See there are people who go to the grocery store to pick up a few things and people who go to the grocery store to visit with the owners, talk about the Twins game, and then pick up a few things, maybe. There are people who have a doctor they see when they are sick and people who have a doctor they call by first name, buy meaningful gifts, and speak of as if he’s family. Some people go to religious center for worship. Other people go to a religious center for community, friendship, education, and a to workout with the congregation’s fitness instructor who then becomes the kind of friend that visits the house upon their passing. Some people have children that they care for like parents care for children. Other people have those plus a gaggle of other people who somehow become like children. There are people who are sought out for advice and council because they have degrees in advice and council-giving and there are people who are elevated to that kind of oracle-stature because they know the right things to say.

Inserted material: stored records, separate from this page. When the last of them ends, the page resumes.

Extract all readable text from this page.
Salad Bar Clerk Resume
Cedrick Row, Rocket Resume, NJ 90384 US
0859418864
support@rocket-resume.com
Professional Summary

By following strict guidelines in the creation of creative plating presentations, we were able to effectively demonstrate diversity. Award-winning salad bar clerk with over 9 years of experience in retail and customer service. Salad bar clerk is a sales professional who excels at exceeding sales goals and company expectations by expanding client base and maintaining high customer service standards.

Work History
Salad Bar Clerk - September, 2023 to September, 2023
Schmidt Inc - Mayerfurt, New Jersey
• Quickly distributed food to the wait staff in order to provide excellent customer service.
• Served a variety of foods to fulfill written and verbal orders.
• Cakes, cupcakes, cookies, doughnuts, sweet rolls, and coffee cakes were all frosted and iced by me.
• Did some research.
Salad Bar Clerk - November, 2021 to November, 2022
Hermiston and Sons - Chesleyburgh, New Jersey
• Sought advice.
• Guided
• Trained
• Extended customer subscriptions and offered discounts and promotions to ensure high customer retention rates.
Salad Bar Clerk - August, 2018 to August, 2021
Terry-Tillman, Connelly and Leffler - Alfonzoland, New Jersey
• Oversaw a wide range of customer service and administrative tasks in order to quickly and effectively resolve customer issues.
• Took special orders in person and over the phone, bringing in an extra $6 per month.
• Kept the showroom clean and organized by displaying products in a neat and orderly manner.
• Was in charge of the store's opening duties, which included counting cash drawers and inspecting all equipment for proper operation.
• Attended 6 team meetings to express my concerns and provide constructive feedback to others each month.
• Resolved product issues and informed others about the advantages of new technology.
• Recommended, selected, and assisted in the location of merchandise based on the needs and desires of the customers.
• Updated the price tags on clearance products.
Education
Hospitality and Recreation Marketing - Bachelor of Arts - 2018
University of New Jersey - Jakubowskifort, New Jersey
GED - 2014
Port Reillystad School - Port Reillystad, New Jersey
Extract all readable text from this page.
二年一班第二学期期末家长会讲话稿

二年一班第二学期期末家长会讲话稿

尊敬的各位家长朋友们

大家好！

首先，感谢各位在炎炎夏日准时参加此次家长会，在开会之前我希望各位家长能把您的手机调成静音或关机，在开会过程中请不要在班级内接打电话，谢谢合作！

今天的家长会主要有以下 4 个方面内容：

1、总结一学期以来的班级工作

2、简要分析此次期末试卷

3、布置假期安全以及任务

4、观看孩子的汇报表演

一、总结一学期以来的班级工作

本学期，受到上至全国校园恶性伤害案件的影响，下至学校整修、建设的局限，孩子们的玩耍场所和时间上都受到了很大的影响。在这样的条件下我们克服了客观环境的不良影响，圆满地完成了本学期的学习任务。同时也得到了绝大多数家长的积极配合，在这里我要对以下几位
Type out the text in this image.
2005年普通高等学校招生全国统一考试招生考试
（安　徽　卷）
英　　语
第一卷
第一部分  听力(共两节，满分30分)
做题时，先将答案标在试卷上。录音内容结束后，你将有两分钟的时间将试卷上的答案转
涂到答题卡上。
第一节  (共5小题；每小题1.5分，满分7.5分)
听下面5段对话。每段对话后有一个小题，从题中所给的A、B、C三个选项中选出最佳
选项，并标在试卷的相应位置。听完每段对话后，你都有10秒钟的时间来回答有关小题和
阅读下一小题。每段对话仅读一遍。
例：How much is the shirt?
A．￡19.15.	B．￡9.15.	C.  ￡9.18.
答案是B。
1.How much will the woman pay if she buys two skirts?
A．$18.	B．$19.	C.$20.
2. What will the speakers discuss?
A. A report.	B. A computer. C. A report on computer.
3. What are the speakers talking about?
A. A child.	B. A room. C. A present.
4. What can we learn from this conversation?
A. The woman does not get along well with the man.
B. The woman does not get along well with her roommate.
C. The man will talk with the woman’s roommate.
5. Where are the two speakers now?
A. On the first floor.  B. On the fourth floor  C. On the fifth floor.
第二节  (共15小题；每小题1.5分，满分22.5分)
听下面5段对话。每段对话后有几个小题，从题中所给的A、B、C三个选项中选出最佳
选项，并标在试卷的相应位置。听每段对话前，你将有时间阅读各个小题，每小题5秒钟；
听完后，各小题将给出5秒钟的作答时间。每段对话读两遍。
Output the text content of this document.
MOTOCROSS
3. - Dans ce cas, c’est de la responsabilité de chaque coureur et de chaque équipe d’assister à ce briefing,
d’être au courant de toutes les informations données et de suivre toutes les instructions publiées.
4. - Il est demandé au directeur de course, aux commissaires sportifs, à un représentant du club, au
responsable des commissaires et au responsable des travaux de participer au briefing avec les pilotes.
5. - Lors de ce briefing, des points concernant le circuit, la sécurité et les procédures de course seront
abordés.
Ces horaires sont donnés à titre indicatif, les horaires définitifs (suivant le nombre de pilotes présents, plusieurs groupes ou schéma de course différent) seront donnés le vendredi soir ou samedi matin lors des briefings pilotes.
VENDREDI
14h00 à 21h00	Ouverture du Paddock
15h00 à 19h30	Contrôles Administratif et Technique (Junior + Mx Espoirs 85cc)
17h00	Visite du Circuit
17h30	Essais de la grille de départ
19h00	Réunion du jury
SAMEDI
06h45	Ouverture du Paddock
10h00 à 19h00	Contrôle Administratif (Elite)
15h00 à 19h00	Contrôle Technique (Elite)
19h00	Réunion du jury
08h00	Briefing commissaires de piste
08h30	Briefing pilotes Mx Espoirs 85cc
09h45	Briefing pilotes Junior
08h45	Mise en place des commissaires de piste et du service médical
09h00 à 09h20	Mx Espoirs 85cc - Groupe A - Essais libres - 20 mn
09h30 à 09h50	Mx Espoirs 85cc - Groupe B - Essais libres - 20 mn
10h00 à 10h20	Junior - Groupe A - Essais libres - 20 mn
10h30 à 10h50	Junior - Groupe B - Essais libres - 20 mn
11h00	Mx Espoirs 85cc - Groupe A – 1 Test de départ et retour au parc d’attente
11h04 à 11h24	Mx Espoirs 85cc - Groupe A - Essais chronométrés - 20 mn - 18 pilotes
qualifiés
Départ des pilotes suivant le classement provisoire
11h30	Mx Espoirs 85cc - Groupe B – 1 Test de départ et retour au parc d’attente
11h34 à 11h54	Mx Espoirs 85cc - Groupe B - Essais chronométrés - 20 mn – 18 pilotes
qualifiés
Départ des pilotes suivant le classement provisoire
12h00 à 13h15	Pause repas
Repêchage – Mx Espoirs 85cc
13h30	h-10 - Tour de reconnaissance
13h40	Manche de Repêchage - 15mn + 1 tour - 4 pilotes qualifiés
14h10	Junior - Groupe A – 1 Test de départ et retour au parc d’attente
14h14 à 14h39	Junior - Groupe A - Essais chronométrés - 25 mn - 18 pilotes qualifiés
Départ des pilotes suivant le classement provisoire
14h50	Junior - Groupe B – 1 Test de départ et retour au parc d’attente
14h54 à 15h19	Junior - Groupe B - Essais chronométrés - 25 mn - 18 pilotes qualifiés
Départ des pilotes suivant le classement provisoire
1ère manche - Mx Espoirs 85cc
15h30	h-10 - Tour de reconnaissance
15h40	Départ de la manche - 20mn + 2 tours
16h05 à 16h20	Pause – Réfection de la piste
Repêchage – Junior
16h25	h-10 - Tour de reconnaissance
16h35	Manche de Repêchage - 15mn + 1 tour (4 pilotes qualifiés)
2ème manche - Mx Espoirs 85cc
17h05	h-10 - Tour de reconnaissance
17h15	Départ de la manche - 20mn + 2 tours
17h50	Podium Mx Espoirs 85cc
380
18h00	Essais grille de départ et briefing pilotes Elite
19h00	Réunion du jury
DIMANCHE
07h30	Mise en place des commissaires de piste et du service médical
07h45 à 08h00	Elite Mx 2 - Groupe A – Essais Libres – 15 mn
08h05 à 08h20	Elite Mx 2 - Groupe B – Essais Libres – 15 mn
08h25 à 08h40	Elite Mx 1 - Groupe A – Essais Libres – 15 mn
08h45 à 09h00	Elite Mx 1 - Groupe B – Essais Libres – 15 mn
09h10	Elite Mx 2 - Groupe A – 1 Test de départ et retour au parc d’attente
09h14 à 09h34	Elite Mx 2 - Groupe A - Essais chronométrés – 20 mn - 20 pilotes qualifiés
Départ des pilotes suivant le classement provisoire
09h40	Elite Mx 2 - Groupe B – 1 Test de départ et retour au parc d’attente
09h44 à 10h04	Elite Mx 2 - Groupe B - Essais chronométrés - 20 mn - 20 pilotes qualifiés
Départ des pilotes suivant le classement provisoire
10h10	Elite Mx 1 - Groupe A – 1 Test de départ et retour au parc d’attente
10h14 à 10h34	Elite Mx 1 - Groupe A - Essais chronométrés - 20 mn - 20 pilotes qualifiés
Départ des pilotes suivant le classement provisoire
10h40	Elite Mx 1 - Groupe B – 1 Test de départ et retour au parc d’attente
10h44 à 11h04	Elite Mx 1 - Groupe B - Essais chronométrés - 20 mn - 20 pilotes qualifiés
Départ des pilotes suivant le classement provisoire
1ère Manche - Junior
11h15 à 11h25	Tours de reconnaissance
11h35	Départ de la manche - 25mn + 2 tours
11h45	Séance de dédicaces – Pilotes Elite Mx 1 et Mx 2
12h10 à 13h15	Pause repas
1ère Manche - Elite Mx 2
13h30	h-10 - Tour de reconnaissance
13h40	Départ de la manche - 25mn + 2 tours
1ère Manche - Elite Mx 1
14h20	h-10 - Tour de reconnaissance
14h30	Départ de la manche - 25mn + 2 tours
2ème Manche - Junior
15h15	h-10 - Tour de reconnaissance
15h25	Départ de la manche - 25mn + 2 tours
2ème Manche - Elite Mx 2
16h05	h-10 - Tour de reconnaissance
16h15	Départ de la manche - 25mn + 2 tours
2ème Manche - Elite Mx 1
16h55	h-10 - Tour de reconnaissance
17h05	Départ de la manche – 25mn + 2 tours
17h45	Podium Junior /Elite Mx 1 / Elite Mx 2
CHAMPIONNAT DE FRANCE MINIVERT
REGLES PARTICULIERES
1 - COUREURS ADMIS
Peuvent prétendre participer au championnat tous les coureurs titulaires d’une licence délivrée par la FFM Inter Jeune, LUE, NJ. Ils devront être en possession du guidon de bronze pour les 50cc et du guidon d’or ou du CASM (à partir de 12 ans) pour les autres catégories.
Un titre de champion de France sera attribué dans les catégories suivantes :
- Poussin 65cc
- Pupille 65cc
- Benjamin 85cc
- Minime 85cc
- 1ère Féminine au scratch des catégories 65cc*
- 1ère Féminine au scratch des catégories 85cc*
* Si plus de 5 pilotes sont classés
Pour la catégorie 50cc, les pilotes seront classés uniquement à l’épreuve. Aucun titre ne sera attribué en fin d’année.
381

They’re not chiefs. They’re not indians. They’re not even community leaders or elders. They’re just people who on-purpose or because they can’t help themselves – reach out and touch a community in a way that gives them an un-official, official role in their world. And as their life comes to an end, they are the very rare kind of people who receive a donation in their name from the owner of their favorite restaurant.
And those are just a few examples.
People will give you lots of advice on how to live your life. Big-picture advice about financials and religions and proper number of kids spaced a proper number of years apart. After my time here in America’s heartland picking up advice on life-in-general based on the sad passing of one life-in-specific, I’ve gleamed that the big-picture is made of the tiny actions that make you known in community you occupy – the tasks of a campaigning mayor who doesn’t know he’s campaigning and doesn’t want to mayor.
They tell actresses to, “make the whole room remember you.” I think the thesis statement of all the stories I’ve heard here is, remember every single person in the room, and they won’t want to forget you.
(And, also, Uncle Evan is a God among men)


  1. I like how you used “mayor of a nonexistent town” as a metaphor for your relationship to the people you know in your lifetime.
    I’m gonna be thinking about that for some time, I think.

  2. From your story, the place sounded like it was really a nice place for your family. Well, I think you really had a deep thought on what happened on the funeral to came up with and help with thesis statement. Anyway, I think it was good that you observe what your surroundings. That way, you can have a great understanding of what your family lives was.